MANILA, Philippines — Human rights lawyers acting as private prosecutors in the trial of retired general Jovito Palparan for the disappearance of two University of the Philippines students said he “self-destructed” when he took the stand on the last hearing of the case Thursday, February 15.
After the hearing, National Union of Peoples’ Lawyers president Edre Olalia told InterAksyon: “From the point of view of prosecution, we have satisfactorily met the standard of guilt beyond reasonable doubt.”
The NUPL president said they expect Judge Alexander Tamayo of Bulacan Regional Trial Court Branch 16 to hand down a verdict within the next few months.
The charges against Palparan and his co-accused were filed in 2011 and the trial began the next year.
Palparan was not around at the start of the trial, having gone into hiding after a foiled attempt to slip out of the country. He was captured in Manila in 2014.
The former Army officer, nicknamed “The Butcher” by activists for the human rights abuses that took place in areas he was assigned to, was tried along with two co-accused — Sergeant Edgardo Osorio and Colonel Felipe Anotadoon — on charges of kidnapping with serious illegal detention over the 2006 abduction of Sherlyn Cadapan and Karen Empeno from a farmhouse in Bulacan province.
Another co-accused, Sergeant Rizal Hilario, remains at large.
Cadapan and Empeno, along with farmer Manuel Merino, who was seized along with them, have never been found. But a prosecution witness in the trial, farmer Raymond Manalo, who with his brother was abducted, also in 2006, but managed to escape more than a year later, testified seeing the students being tortured in a military camp under Palparan’s command.
At Thursday’s hearing Palparan took the stand where, Olalia said, his “improper testimony,” based on the judicial affidavit he submitted, “harvested a buffet of practically all grounds for legal objections in the book, many of which were rightfully stricken off by the court.”
The former general “confirmed his prepared judicial affidavit on the witness stand. This would constitute his direct testimony. But we objected to most of these, many of which were stricken off the record,” Olalia said.
“Instead of wriggling his way out, he painted himself in a corner,” he added.
The human rights lawyer said he himself was the target of an innuendo in the affidavit, “which I asked to be stricken off as immaterial, irrelevant, reckless, vicious and malicious, which the court did.”

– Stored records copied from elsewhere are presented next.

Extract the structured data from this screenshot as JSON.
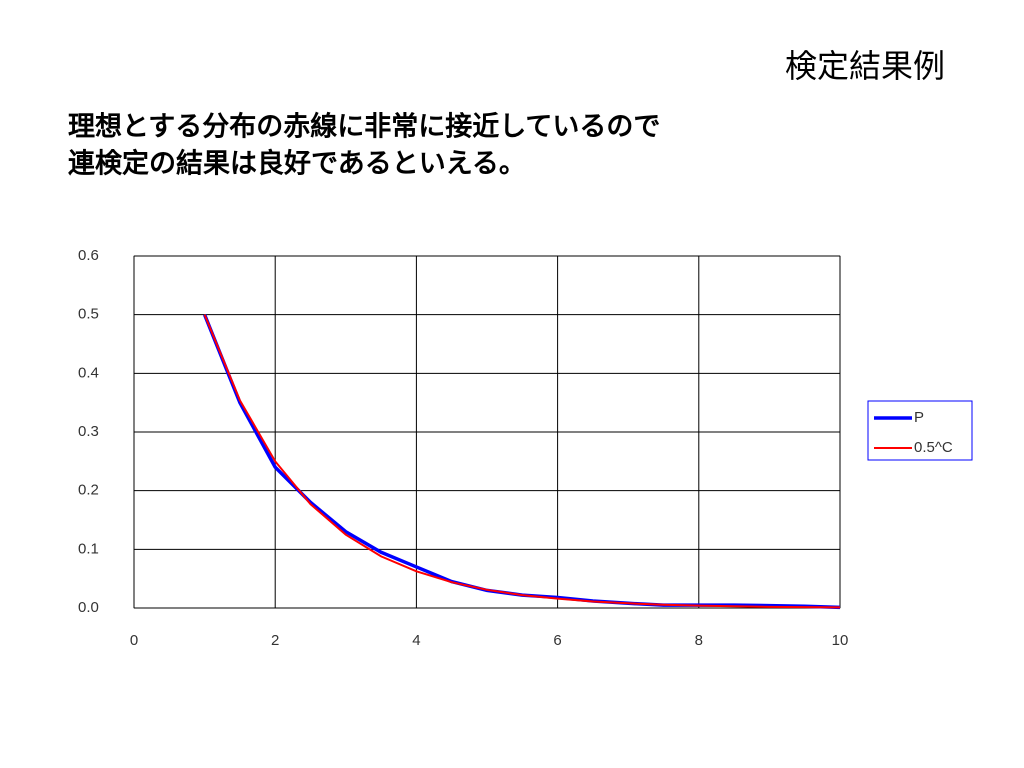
{
  "header": {
    "title": "検定結果例"
  },
  "body": {
    "lines": [
      "理想とする分布の赤線に非常に接近しているので",
      "連検定の結果は良好であるといえる。"
    ]
  },
  "chart_data": {
    "type": "line",
    "x": [
      1,
      1.5,
      2,
      2.5,
      3,
      3.5,
      4,
      4.5,
      5,
      5.5,
      6,
      6.5,
      7,
      7.5,
      8,
      8.5,
      9,
      9.5,
      10
    ],
    "series": [
      {
        "name": "P",
        "color": "#0000ff",
        "values": [
          0.5,
          0.35,
          0.24,
          0.18,
          0.13,
          0.095,
          0.07,
          0.045,
          0.03,
          0.022,
          0.018,
          0.012,
          0.008,
          0.005,
          0.005,
          0.005,
          0.004,
          0.003,
          0.001
        ]
      },
      {
        "name": "0.5^C",
        "color": "#ff0000",
        "values": [
          0.5,
          0.354,
          0.25,
          0.177,
          0.125,
          0.088,
          0.0625,
          0.044,
          0.031,
          0.022,
          0.016,
          0.011,
          0.008,
          0.0055,
          0.004,
          0.003,
          0.002,
          0.0014,
          0.001
        ]
      }
    ],
    "xlim": [
      0,
      10
    ],
    "xticks": [
      0,
      2,
      4,
      6,
      8,
      10
    ],
    "ylim": [
      0,
      0.6
    ],
    "yticks": [
      {
        "value": 0,
        "label": "0.0"
      },
      0.1,
      0.2,
      0.3,
      0.4,
      0.5,
      0.6
    ],
    "grid": true,
    "legend": "right"
  }
}
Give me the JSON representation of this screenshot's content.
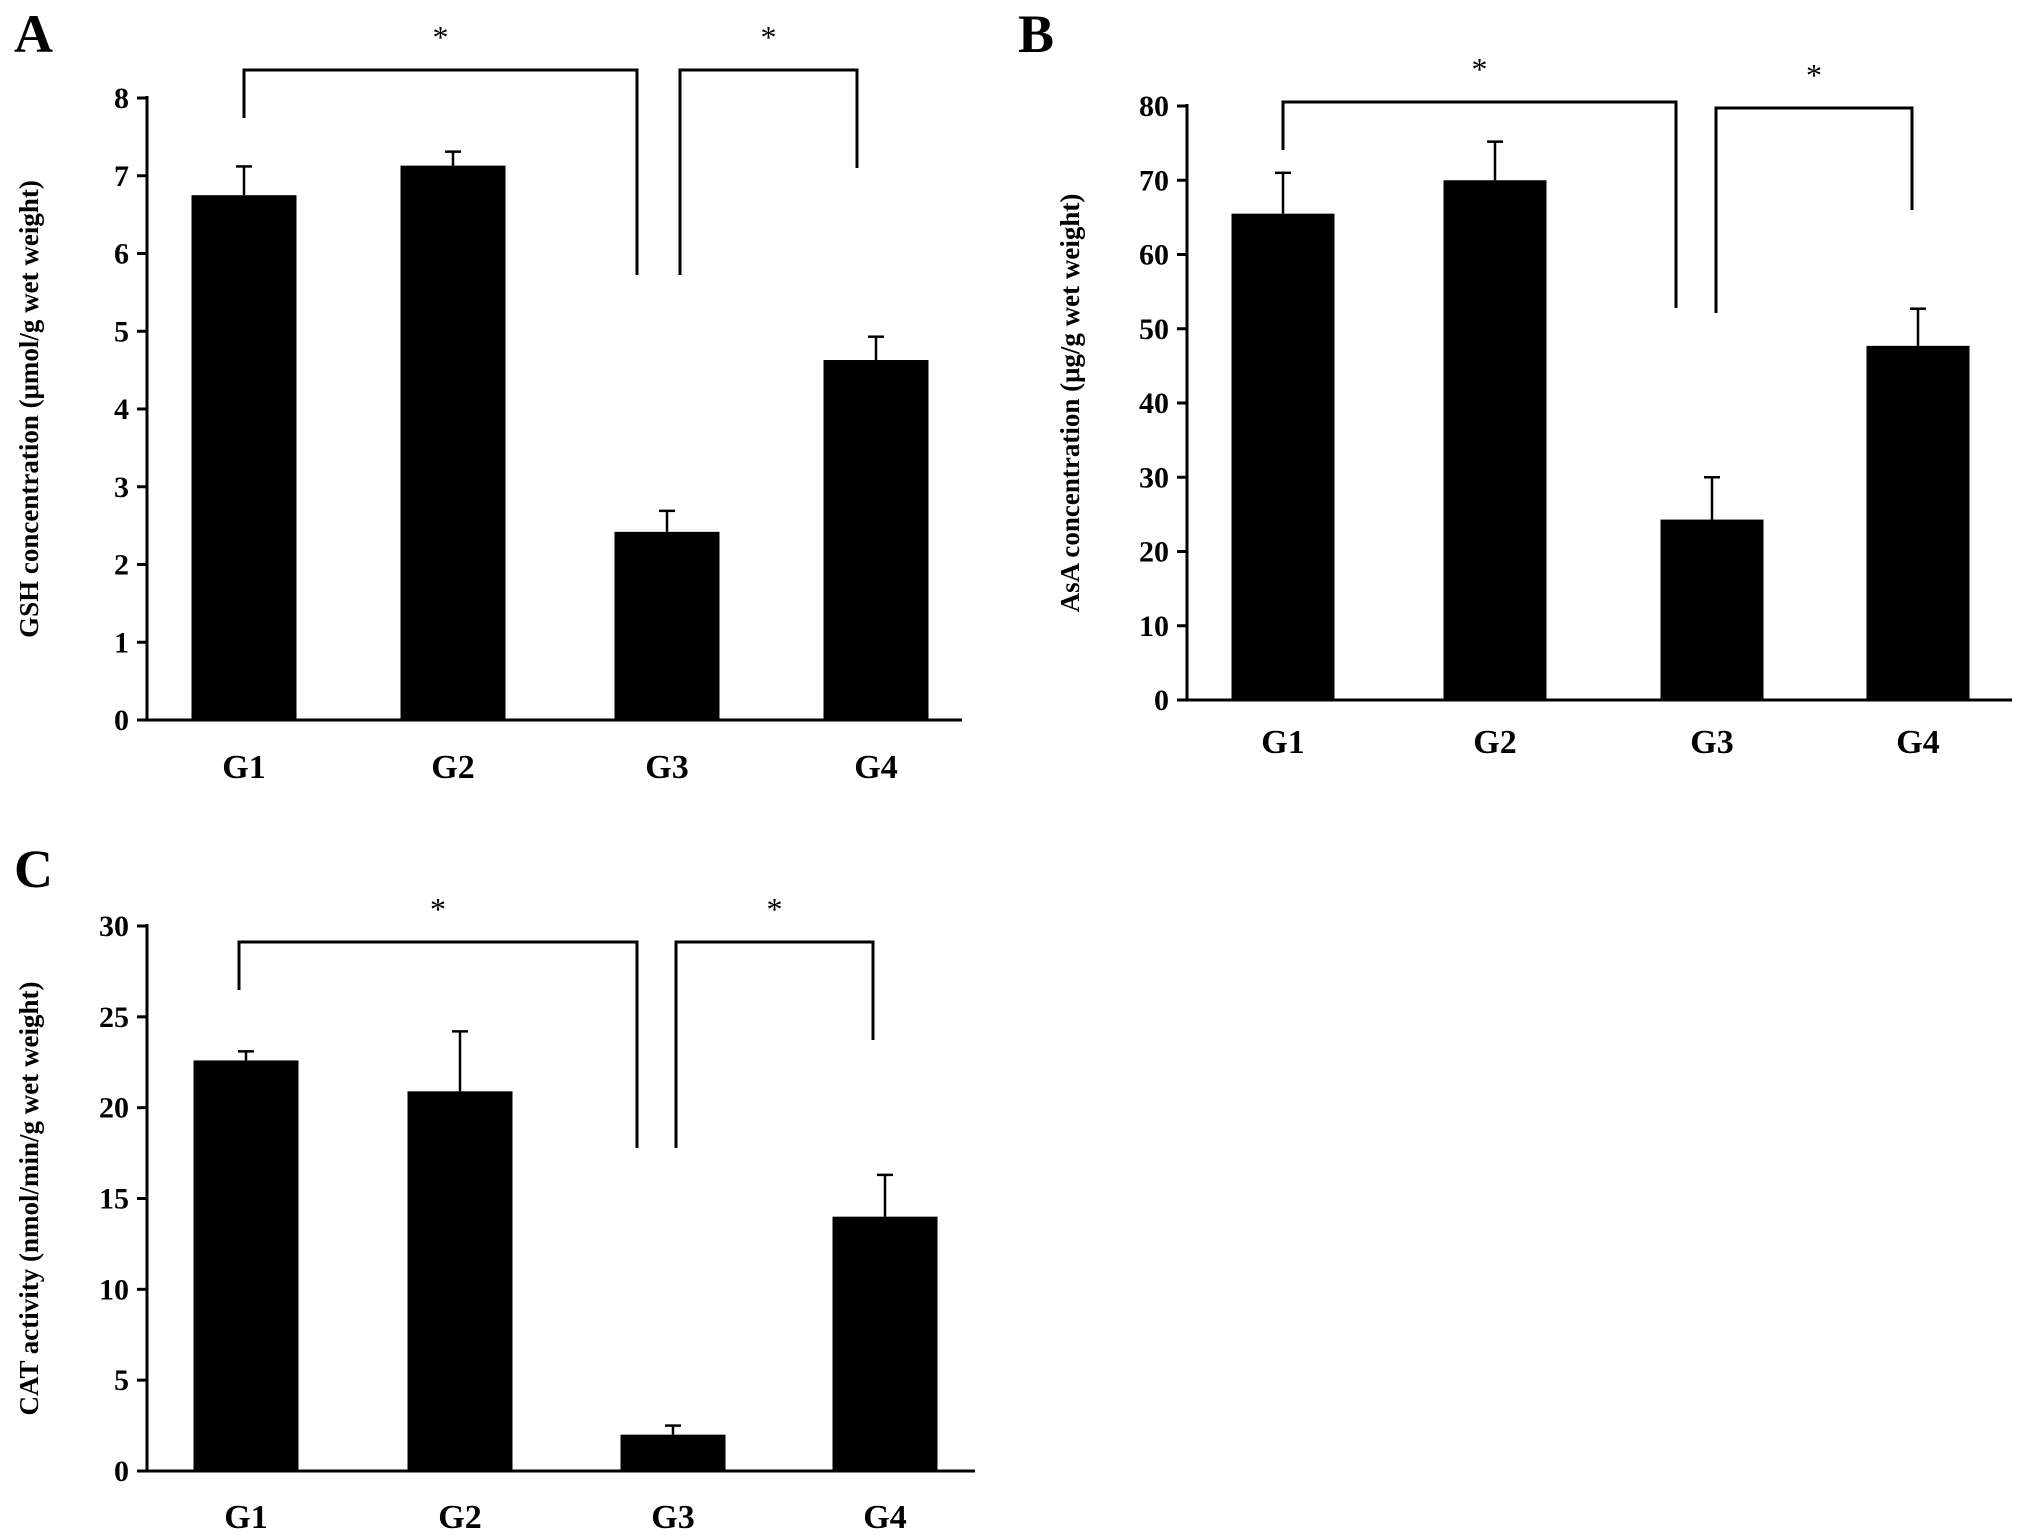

In this part of his affidavit, Palparan also described now Supreme Court spokesman Theodore Te and an “Atty. Diokno” who is apparently De La Salle University law dean Jose Manuel Diokno, who the former general said helped Manalo prepare his affidavit, as “activist lawyers” and that he was “quite apprehensive” over Te’s current position.
The human rights group Karapatan described Palparan’s claims in his affidavit — in which he labeled the group and the NUPL as “legal fronts” of the Communist Pary of the Philippines and of “influencing” witnesses to “achieve an objective of permanently silencing” through a conviction — as “the desperation of the guilty.”
Olalia also noted in Palparan “a persecution complex that does not inspire credence. He sees red everywhere and recklessly, maliciously and baselessly blames his present woes to what he stubbornly refers to as ‘enemies of the State,’ including human rights lawyers, human rights organizations, farmers’ groups, and the Left.”